The tax implications of “accelerated charitable remainder trusts” might seem as exciting as a pot of drying glue. But when Carlyn McCaffrey, a partner in New York’s Weil, Gotshal & Manges, began reviewing the instrument’s “fourth-tier return of corpus distribution” for her client The Goldman Sachs Group, Inc., in late 1998, she was lawyering for high stakes. The document prepared by McCaffrey — one of the nation’s most renowned trusts and estates experts — wasn’t standard lawyer-client advice. Goldman Sachs has been using McCaffrey’s favorable analysis as promotional material in peddling these trusts as aggressive tax shelters, according to one lawyer who has seen the document and another who is familiar with the deals. With this seal of approval from Weil, Gotshal, the investment bank has enticed companies into believing that this clever device will let them drastically slash their tax bills. Insiders call it the “chutzpah trust.”
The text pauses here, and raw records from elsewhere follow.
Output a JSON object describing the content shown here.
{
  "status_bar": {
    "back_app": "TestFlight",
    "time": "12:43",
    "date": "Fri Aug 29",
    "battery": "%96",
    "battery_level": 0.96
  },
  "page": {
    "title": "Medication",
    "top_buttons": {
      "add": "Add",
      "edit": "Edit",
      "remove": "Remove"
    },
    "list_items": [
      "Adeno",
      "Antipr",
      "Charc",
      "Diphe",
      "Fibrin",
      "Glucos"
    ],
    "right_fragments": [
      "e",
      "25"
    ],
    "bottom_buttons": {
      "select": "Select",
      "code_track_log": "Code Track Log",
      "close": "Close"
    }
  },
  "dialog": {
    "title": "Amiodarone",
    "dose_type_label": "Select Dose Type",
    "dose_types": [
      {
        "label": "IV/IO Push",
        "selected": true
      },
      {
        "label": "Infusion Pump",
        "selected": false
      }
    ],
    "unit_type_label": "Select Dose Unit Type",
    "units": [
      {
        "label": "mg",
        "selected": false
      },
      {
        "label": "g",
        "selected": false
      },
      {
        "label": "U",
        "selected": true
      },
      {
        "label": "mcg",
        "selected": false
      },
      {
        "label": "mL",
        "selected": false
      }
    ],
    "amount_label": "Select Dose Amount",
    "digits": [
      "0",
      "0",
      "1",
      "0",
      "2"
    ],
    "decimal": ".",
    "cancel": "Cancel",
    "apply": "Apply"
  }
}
Normally, wealthy people use trusts like these to donate property to charities while keeping an ongoing income stream from the asset. In this case, a corporation might transfer portfolio stock to a charitable trust, and the trustee would then enter into a forward sales contract with a financial institution. In exchange, the trustee gets cash equal to 70 – 80 percent of the stock’s value, which it pays out to the corporate donor over two to four years. The trust’s promoters claim that the government’s complex rules define this cash as a return of “trust corpus,” which is not taxed.